Quando mio padre ci portava in montagna, arrivati sulle vette, si apriva davanti a noi un orizzonte lontanissimo, dove io immaginavo di vedere il mare: il mare è il sogno da raggiungere con sacrificio. E credo che ciascuno abbia un sogno che coltiva, magari inconsciamente: è ciò che lo spinge a salire, anche quando la difficoltà sembra insormontabile.
Lei diceva che i miei capi raccontano, ma anche le persone hanno qualcosa da raccontare e la Baracca sul Mare è nata per ascoltare, un po’ come facevo da bambina, le storie di chi viene a trovarmi, perché il vero commercio è questo, è quello scambio per cui ciascuno dà qualcosa che non si esaurisce con il prodotto venduto: più che vendere e acquistare, a me piace dire che nel commercio si tratta di spostare un oggetto da una persona all’altra, da un luogo all’altro, ciò che conta è vedere la persona sorridere e raccontarmi la sua storia, così come un capo racconta la propria e io racconto la mia. La base delle mie creazioni sta qui, nella curiosità che mi ha accompagnato fin da bambina, quando mia madre portava me e mia sorella alla scoperta dei luoghi più lontani e impensati. Dell’India, per esempio, ricordo quella volta in cui siamo state invitate a una festa e abbiamo visto persone nude che vivevano sugli alberi.
Sarebbe interessante narrare le sue avventure e in che modo le impressioni dei viaggi entrano nelle sue invenzioni...
Mia madre ci portava spesso nelle grandi metropoli, dove incontravamo di tutto: dalla miseria più nera agli ambienti artistici più raffinati, sempre comunque in mezzo alle persone. È stato un regalo non indifferente.
Oltre alle avventure di viaggio, lei poi ha intrapreso quella imprenditoriale...

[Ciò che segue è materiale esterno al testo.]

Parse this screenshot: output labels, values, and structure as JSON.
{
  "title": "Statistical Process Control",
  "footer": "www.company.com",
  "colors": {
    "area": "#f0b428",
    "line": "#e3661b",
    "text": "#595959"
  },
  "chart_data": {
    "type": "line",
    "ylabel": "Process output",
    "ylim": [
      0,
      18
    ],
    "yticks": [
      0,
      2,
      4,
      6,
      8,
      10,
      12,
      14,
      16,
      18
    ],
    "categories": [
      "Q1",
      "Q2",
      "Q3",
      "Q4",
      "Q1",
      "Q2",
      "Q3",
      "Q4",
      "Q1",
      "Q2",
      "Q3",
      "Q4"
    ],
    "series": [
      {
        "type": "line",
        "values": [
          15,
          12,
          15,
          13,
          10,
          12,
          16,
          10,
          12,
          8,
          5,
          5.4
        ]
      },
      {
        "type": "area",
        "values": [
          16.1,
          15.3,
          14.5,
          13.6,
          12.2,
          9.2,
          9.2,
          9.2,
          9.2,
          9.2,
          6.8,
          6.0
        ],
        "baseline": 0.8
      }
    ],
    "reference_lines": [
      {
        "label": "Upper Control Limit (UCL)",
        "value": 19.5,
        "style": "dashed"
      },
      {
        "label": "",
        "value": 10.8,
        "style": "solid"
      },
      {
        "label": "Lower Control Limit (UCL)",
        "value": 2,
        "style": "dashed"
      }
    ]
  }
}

Non fu facile per me lasciare il nido, tanto più se pensavo a quanto mi avevano dato i miei genitori: la valigia bianca che si vede all’entrata della Baracca, nello spazio che ho chiamato “la deriva”, rappresenta bene quel momento. Ma credo che sia stato utile allora, come lo è tuttora, l’incontro fra il rigore teutonico (insito nella cultura di mia madre, tedesca), da una parte, e il gusto per l’arte e l’invenzione (che veniva da mio padre, italiano), dall’altra. La mia avventura attuale però è anche frutto di una condivisione con mio marito, Giuliano Cavaletti, che da trent’anni mi sostiene in ciascuna fase dello sviluppo, e con i miei collaboratori, che interpello sempre prima di prendere decisioni importanti, perché sono loro poi a lavorare costantemente per dare operatività e concretezza ai progetti. E devo dire che posso constatare in ciascun collaboratore quelle doti fantastiche che distinguono gli italiani, come la capacità di ingegnarsi per trovare sempre nuove soluzioni e invenzioni.

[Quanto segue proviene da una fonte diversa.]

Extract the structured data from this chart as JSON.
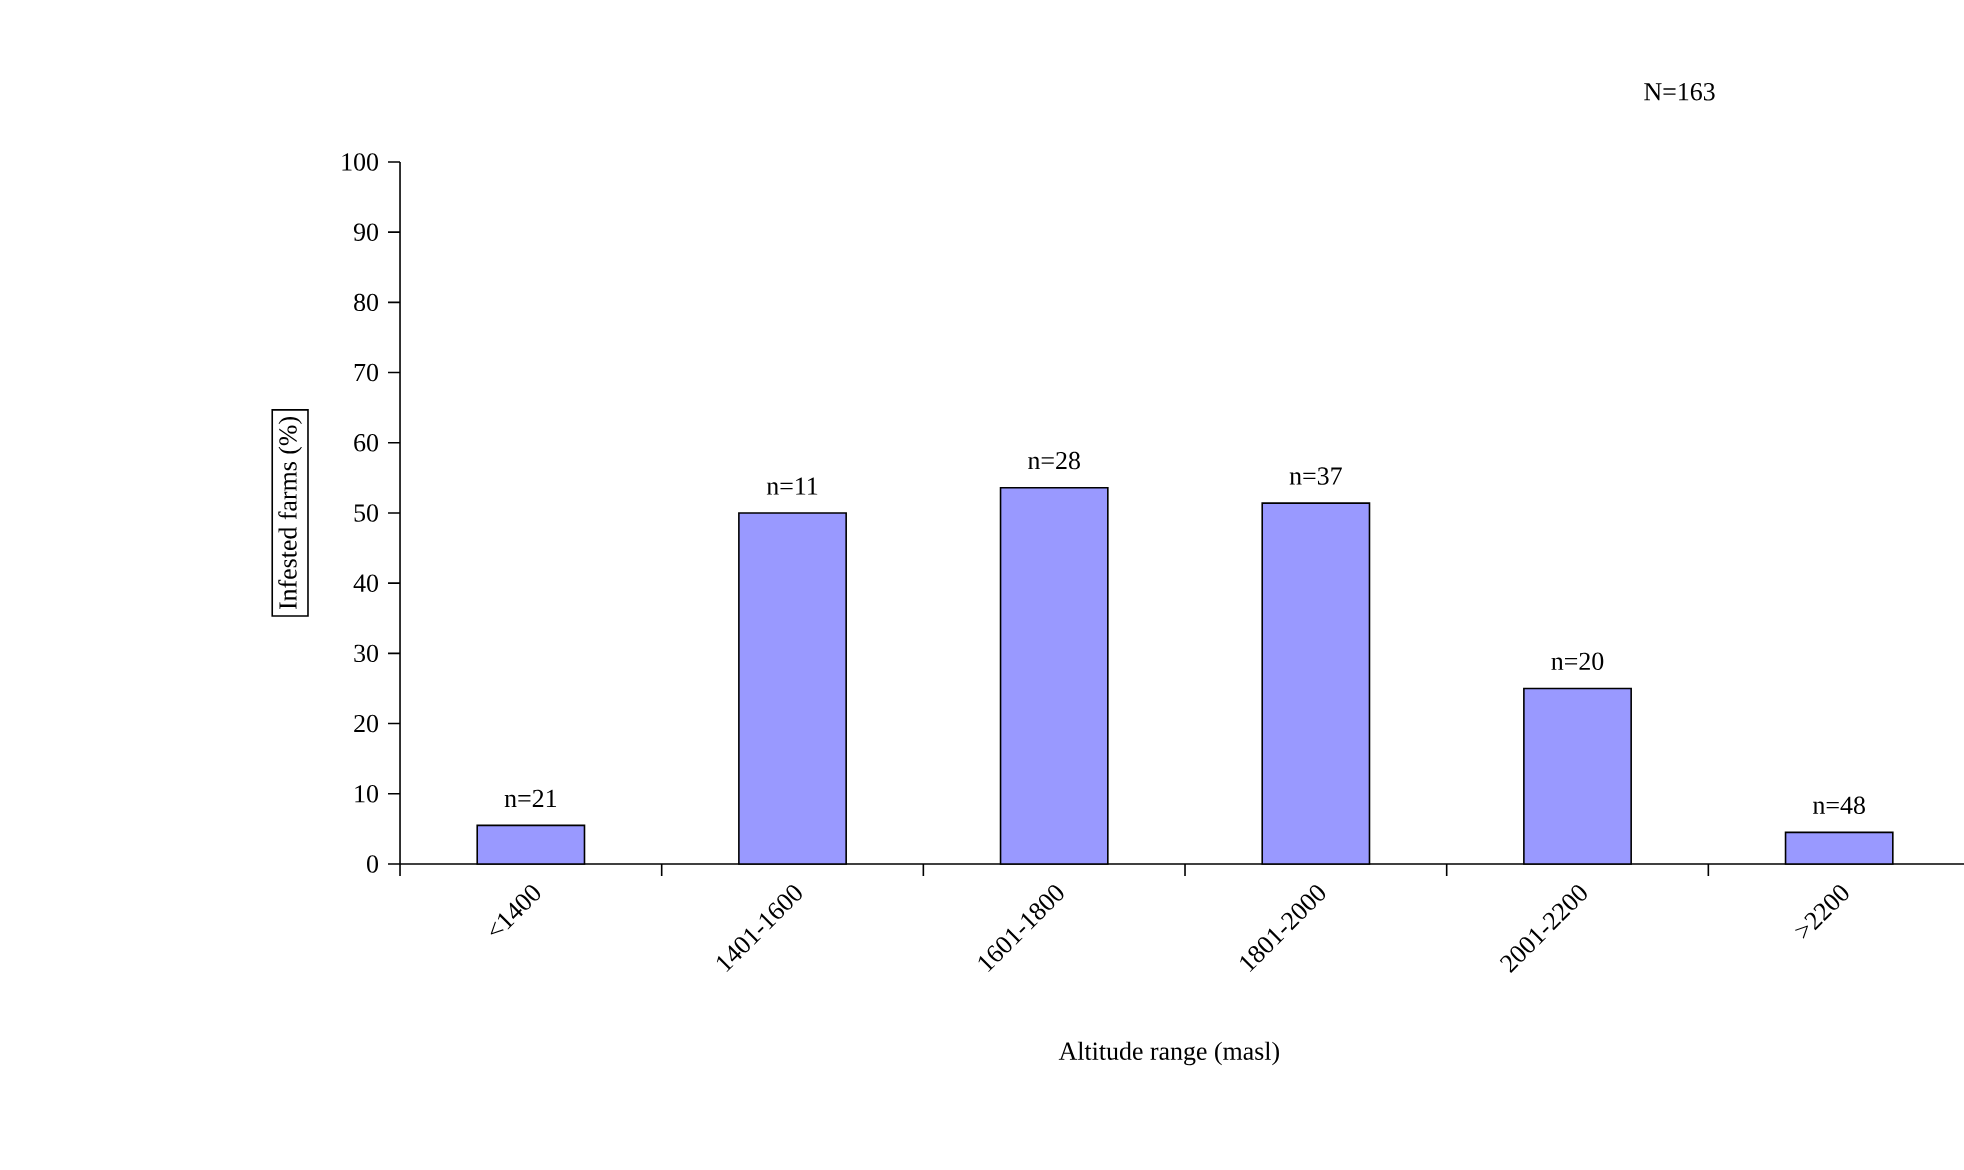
{
  "chart_data": {
    "type": "bar",
    "categories": [
      "<1400",
      "1401-1600",
      "1601-1800",
      "1801-2000",
      "2001-2200",
      ">2200"
    ],
    "values": [
      5.5,
      50,
      53.6,
      51.4,
      25,
      4.5
    ],
    "color": "#9999ff",
    "xlabel": "Altitude range (masl)",
    "ylabel": "Infested farms (%)",
    "ylim": [
      0,
      100
    ],
    "yticks": [
      0,
      10,
      20,
      30,
      40,
      50,
      60,
      70,
      80,
      90,
      100
    ],
    "grid": false,
    "annotations": [
      {
        "text": "n=21",
        "x": "<1400",
        "y": 5.5
      },
      {
        "text": "n=11",
        "x": "1401-1600",
        "y": 50
      },
      {
        "text": "n=28",
        "x": "1601-1800",
        "y": 53.6
      },
      {
        "text": "n=37",
        "x": "1801-2000",
        "y": 51.4
      },
      {
        "text": "n=20",
        "x": "2001-2200",
        "y": 25
      },
      {
        "text": "n=48",
        "x": ">2200",
        "y": 4.5
      },
      "N=163"
    ]
  }
}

Come si può capire dalle mie parole, amo l’Italia, perché è un concentrato di meraviglie: le persone, il cibo, l’arte, il paesaggio, la letteratura, la musica e tante eccellenze. Tutte cose però che spesso gli italiani non valorizzano abbastanza o di cui si accorgono solo quando vanno all’estero, mentre in patria rischiano di limitare la propria percezione ai mille problemi e alle mille difficoltà, non ultima la burocrazia, che grava sulle imprese e sui cittadini, fino al punto da fare dimenticare loro il patrimonio che hanno in mano e che potrebbe essere la principale fonte della loro ricchezza. Questo è un messaggio forte che vorrei dare a tante persone e a tante aziende.